Bengt Holmström 1949 Helsinki doğumlu. Halen Massachusetts Institute of Technology (MIT)’de profesör olan Holmström motivasyon teorisi ve şirketler teorisi üzerine çalışmaları ile biliniyor. Oliver Hart ise 1948 Londra doğumlu. ABD ve İngiliz vatandaşı olan Hart, King’s Collage’de matematik eğitimi gördü. Halen Harvard Üniversitesi’nde çalışmalar yürüten Hart şirketler teorisi, sözleşme teorisi ve kurumsal finans üzerine çalışıyor.
Nobel Akademisi ödül gerekçesi için yaptığı açıklamada, “Modern ekonomiler, sayısız sözleşmeyle bir arada tutulur. Hart ve Holmström'ün geliştirdiği yeni kuramsal yapı, gerçek yaşam sözleşmeleriyle kurumlarının yanı sıra sözleşme tasarımının olası tehlikelerini anlamamız açısından büyük öneme sahiptir. Hart ve Holmström, 1970'lerde sözleşme kuramını verimli bir alan olarak ortaya attı. Sonraki yıllarda kuramın uygulamalarını da araştırdılar. En uygun sözleşmeli düzenlemelerle ilgili analizleri de birçok alanda politika oluşturmanın entelektüel temellerini oluşturdu.” ifadeleri kullanıldı.

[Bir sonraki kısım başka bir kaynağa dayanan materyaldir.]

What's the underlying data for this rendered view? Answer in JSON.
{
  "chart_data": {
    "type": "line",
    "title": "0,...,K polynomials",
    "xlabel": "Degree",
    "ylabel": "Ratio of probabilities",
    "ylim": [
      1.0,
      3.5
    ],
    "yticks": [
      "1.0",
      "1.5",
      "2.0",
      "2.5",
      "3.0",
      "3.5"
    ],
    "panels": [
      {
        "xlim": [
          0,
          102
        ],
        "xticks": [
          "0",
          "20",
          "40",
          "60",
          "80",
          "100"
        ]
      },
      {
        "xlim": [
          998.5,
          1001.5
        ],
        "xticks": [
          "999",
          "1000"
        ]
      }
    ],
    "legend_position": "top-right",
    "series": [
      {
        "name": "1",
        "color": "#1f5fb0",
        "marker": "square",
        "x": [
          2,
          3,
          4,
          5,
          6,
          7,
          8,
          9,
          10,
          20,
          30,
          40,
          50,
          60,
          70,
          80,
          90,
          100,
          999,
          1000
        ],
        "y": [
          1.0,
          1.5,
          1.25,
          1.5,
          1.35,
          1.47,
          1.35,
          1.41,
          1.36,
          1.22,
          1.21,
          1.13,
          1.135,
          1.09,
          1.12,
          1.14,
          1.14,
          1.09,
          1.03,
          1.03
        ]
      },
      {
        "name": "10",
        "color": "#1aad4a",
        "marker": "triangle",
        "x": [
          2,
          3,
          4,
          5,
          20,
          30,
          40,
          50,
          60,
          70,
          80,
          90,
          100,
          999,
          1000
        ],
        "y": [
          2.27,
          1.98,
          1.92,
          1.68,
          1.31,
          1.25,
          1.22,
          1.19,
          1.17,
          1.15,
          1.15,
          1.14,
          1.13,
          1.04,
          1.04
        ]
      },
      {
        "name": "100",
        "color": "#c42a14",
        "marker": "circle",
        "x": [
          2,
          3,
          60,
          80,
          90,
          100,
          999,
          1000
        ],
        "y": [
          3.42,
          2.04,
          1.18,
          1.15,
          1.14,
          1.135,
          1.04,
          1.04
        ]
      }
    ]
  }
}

Holmström ve Hart’ın çalışmaları sözleşmeye taraf olanlar arasındaki sorunların çözümüne yardımcı olacak nitelikte ve özellikle birleşme ve devralmadaki taraflar arası çatışma ihtimalini en aza indirecek ideal sözleşme üzerinde duruyor. Ayrıca üst düzey yöneticilerin gelirleri konusunda da kuram işlerlik kazanıyor. İsveç Kraliyet Bilimler Akademisi de ödül açıklamasında üst düzey yöneticilerin iş sözleşmelerindeki şartlara vurgu yaptı.
Çare kurumsal yönetim
Her iki ekonomist çalışmalarını birbirinden bağımsız olarak yürütüyor olsa da, birbirini tamamlayıcı nitelikte. Oliver Hart özellikle tamamlanmamış sözleşmeler; yani sözleşmede tüm boyutları ile işlenmemiş konulara odaklanırken Holmström ise sözleşmedeki taraflar üzerine çalışıyor.
Sözleşmeler hangi şartlarda tarafların ne yapacağını gösteren bağlayıcı anlaşmalar ve işleyen bir piyasa ekonomisinin can damarlarından biri kabul ediliyor. Sözleşme teorisi ise en iyi sözleşme idealine yoğunlaşan bir teori. Nobelli iki ekonomistin çalışmalarının odak noktasını ise mükemmel bir sözleşme olamayacağı oluşturuyor. Ancak mükemmel bir sözleşme mümkün olmasa bile Nobelli iki ekonomist için en iyi koşullarda sözleşmeleri hazırlamak kurumsal yönetimin de temellerinden birini oluşturuyor.
2016 Nobel'i, CEO'ların gelirlerini tartışmaya açtı
Sözleşme kuramı her türlü sözleşmeyi konu edindiği için şirketlerin yöneticilerine ne kadar, nasıl ödeme yapması gerektiği gibi sorulara da odaklanıyor. Aynı zamanda eski bir Nokia yöneticisi olan Holmström’e göre bir şirketin piyasa performansı bir şekilde yönetim ekibine bağlı, ancak her şeyden önce onların kontrolü dışında gelişen ekonomik koşullar gibi belirleyiciler de var. Bu yüzden sektörün diğer temsilcileri ile karşılaştırma yapmak çok daha mantıklı. Holmström bu noktada Ford CEO’sunu örnek veriyor. Şirketin kötü mali sonuçlarına rağmen, aynı dönemde rakiplerin çok daha kötü performans göstermeleri karşısında Ford CEO’su ciddi bir ikramiye kazanmıştı.